Nokia to supply L-band radios to Ligado

Nokia
Nokia is adding support for L-Band to its 5G portfolio that already includes C-band and CBRS solutions. (Monica Alleven FierceWireless)

Just a day after announcing the 3GPP’s support for its L-band spectrum plans, Ligado Networks said it reached a deal with Nokia on the development of 5G base stations.

The partnership will be the first in North America to develop a commercial L-band offering to enable operators, service providers and enterprises to expand their 5G services, according to Ligado. The new solution will support Ligado’s deployment of 5G standalone (SA) solutions.

Given that Ligado’s spectrum is in the 1.6 GHz range, it stands to reason that it wouldn’t be a big stretch for vendors to add it to their repertoire. Nokia’s 5G portfolio already includes C-band and Citizens Broadband Radio Service (CBRS) solutions, which are at 3.7-3.98 GHz and 3.5 GHz, respectively.

RELATED: Ligado obtains 3GPP L-band approvals for 5G

“The time is right for Nokia to join forces with Ligado to commercialize the L-Band,” said Mika Kahkola, head of RF Product Management at Nokia, in a statement. “Together, we will help mobile operators and enterprises across the U.S. capitalize on the low-mid-band spectrum that hits the sweet spot for capacity and coverage and can accelerate 5G service.”

Ligado CTO Maqbool Aliani called it a significant milestone, bringing the deployment of L-band spectrum in 5G mobile networks one step closer to reality. “Nokia is a key partner in Ligado’s commercial efforts to develop the vendor ecosystem around this lower mid-band spectrum, and we look forward to advancing our collaboration activities to ready the L-Band for 5G network deployments,” he said in a statement.
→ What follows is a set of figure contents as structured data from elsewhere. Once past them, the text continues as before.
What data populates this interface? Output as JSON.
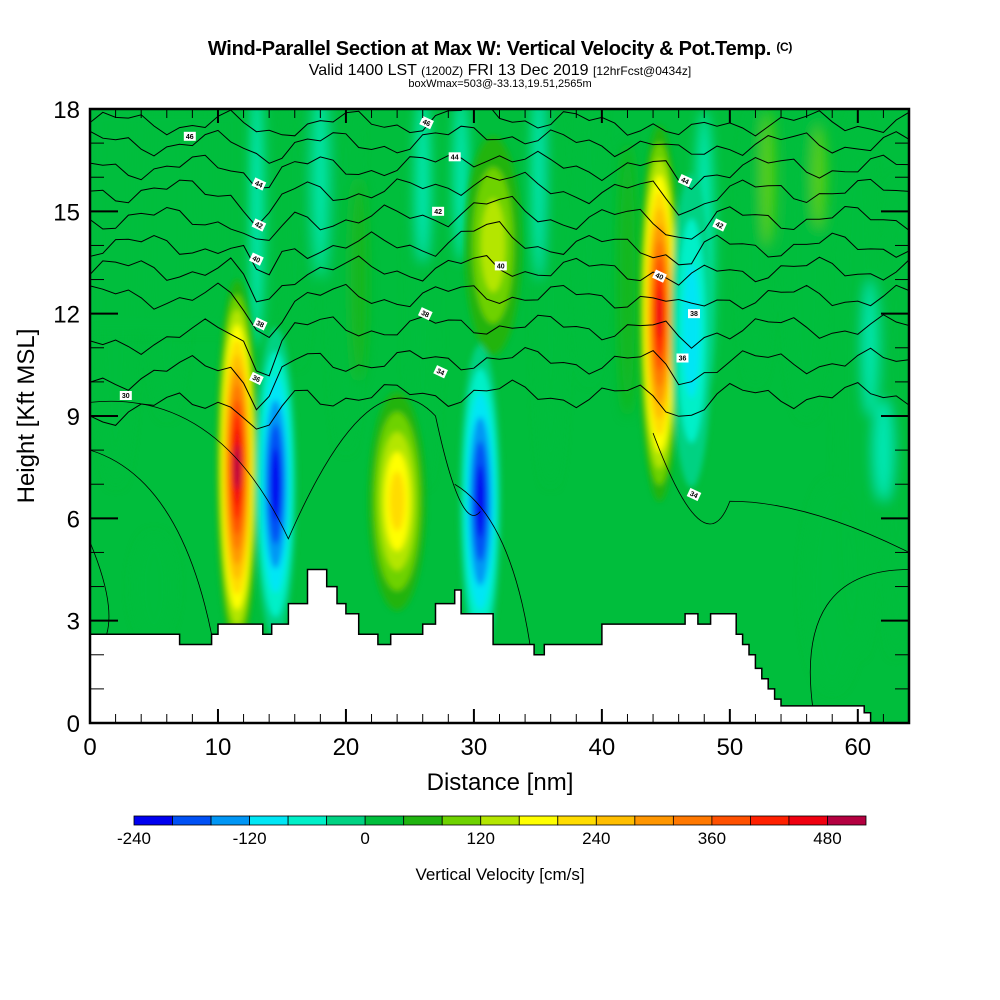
{
  "title": {
    "main": "Wind-Parallel Section at Max W: Vertical Velocity & Pot.Temp.",
    "copyright": "(C)",
    "valid_prefix": "Valid 1400 LST",
    "valid_utc": "(1200Z)",
    "valid_date": "FRI 13 Dec 2019",
    "forecast": "[12hrFcst@0434z]",
    "boxwmax": "boxWmax=503@-33.13,19.51,2565m"
  },
  "chart_data": {
    "type": "heatmap",
    "title": "Wind-Parallel Section at Max W: Vertical Velocity & Pot.Temp.",
    "xlabel": "Distance [nm]",
    "ylabel": "Height [Kft MSL]",
    "xlim": [
      0,
      64
    ],
    "ylim": [
      0,
      18
    ],
    "x_ticks": [
      0,
      10,
      20,
      30,
      40,
      50,
      60
    ],
    "x_tick_labels": [
      "0",
      "10",
      "20",
      "30",
      "40",
      "50",
      "60"
    ],
    "y_ticks": [
      0,
      3,
      6,
      9,
      12,
      15,
      18
    ],
    "y_tick_labels": [
      "0",
      "3",
      "6",
      "9",
      "12",
      "15",
      "18"
    ],
    "colorbar": {
      "title": "Vertical Velocity [cm/s]",
      "levels": [
        -240,
        -200,
        -160,
        -120,
        -80,
        -40,
        0,
        40,
        80,
        120,
        160,
        200,
        240,
        280,
        320,
        360,
        400,
        440,
        480,
        520
      ],
      "tick_values": [
        -240,
        -120,
        0,
        120,
        240,
        360,
        480
      ],
      "tick_labels": [
        "-240",
        "-120",
        "0",
        "120",
        "240",
        "360",
        "480"
      ],
      "colors": [
        "#0000f0",
        "#0050f5",
        "#0096f5",
        "#00e6f5",
        "#00f0c8",
        "#00d282",
        "#00be3c",
        "#20b410",
        "#6ed200",
        "#b4e600",
        "#ffff00",
        "#ffdc00",
        "#ffbe00",
        "#ff9600",
        "#ff7800",
        "#ff5000",
        "#ff2000",
        "#f00010",
        "#b40040"
      ]
    },
    "background_field_cm_s": 0,
    "features": [
      {
        "kind": "updraft",
        "x_nm": 11.5,
        "z_kft": 7.5,
        "peak_cm_s": 480
      },
      {
        "kind": "downdraft",
        "x_nm": 14.5,
        "z_kft": 7.0,
        "peak_cm_s": -240
      },
      {
        "kind": "updraft",
        "x_nm": 24.0,
        "z_kft": 6.5,
        "peak_cm_s": 200
      },
      {
        "kind": "downdraft",
        "x_nm": 30.5,
        "z_kft": 6.5,
        "peak_cm_s": -240
      },
      {
        "kind": "updraft",
        "x_nm": 44.5,
        "z_kft": 12.0,
        "peak_cm_s": 440
      },
      {
        "kind": "downdraft",
        "x_nm": 47.0,
        "z_kft": 11.5,
        "peak_cm_s": -120
      },
      {
        "kind": "updraft",
        "x_nm": 31.5,
        "z_kft": 14.0,
        "peak_cm_s": 120
      }
    ],
    "terrain_kft": {
      "x_nm": [
        0,
        7,
        9.5,
        10,
        13.5,
        14.2,
        15.5,
        17,
        18.5,
        19.3,
        20,
        21,
        22.5,
        23.5,
        26,
        27,
        28.5,
        29,
        31.5,
        34,
        34.7,
        35.5,
        40,
        46.5,
        47.5,
        48.5,
        50.5,
        51,
        51.5,
        52,
        52.5,
        53,
        53.5,
        54,
        60.5,
        61,
        64
      ],
      "z_kft": [
        2.6,
        2.3,
        2.6,
        2.9,
        2.6,
        2.9,
        3.5,
        4.5,
        4.0,
        3.5,
        3.2,
        2.6,
        2.3,
        2.6,
        2.9,
        3.5,
        3.9,
        3.2,
        2.3,
        2.3,
        2.0,
        2.3,
        2.9,
        3.2,
        2.9,
        3.2,
        2.6,
        2.3,
        2.0,
        1.6,
        1.3,
        1.0,
        0.7,
        0.5,
        0.3,
        0.0,
        0.3
      ]
    },
    "theta_contours": {
      "units": "C",
      "labels": [
        {
          "value": "46"
        },
        {
          "value": "46"
        },
        {
          "value": "44"
        },
        {
          "value": "44"
        },
        {
          "value": "44"
        },
        {
          "value": "42"
        },
        {
          "value": "42"
        },
        {
          "value": "42"
        },
        {
          "value": "40"
        },
        {
          "value": "40"
        },
        {
          "value": "40"
        },
        {
          "value": "38"
        },
        {
          "value": "38"
        },
        {
          "value": "38"
        },
        {
          "value": "36"
        },
        {
          "value": "36"
        },
        {
          "value": "34"
        },
        {
          "value": "34"
        },
        {
          "value": "30"
        }
      ]
    }
  }
}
The companies didn’t say exactly when the gear will be ready for deployment. Last year, Ligado raised nearly $4 billion in new capital to help realize its goal of putting its spectrum to work and serving mission-critical industries, but it’s been hammered by opponents in the GPS industry that insist use of the spectrum will interfere with their equipment. The FCC, in granting approval to Ligado last year, said its conditional approval would prohibit any such harmful interference.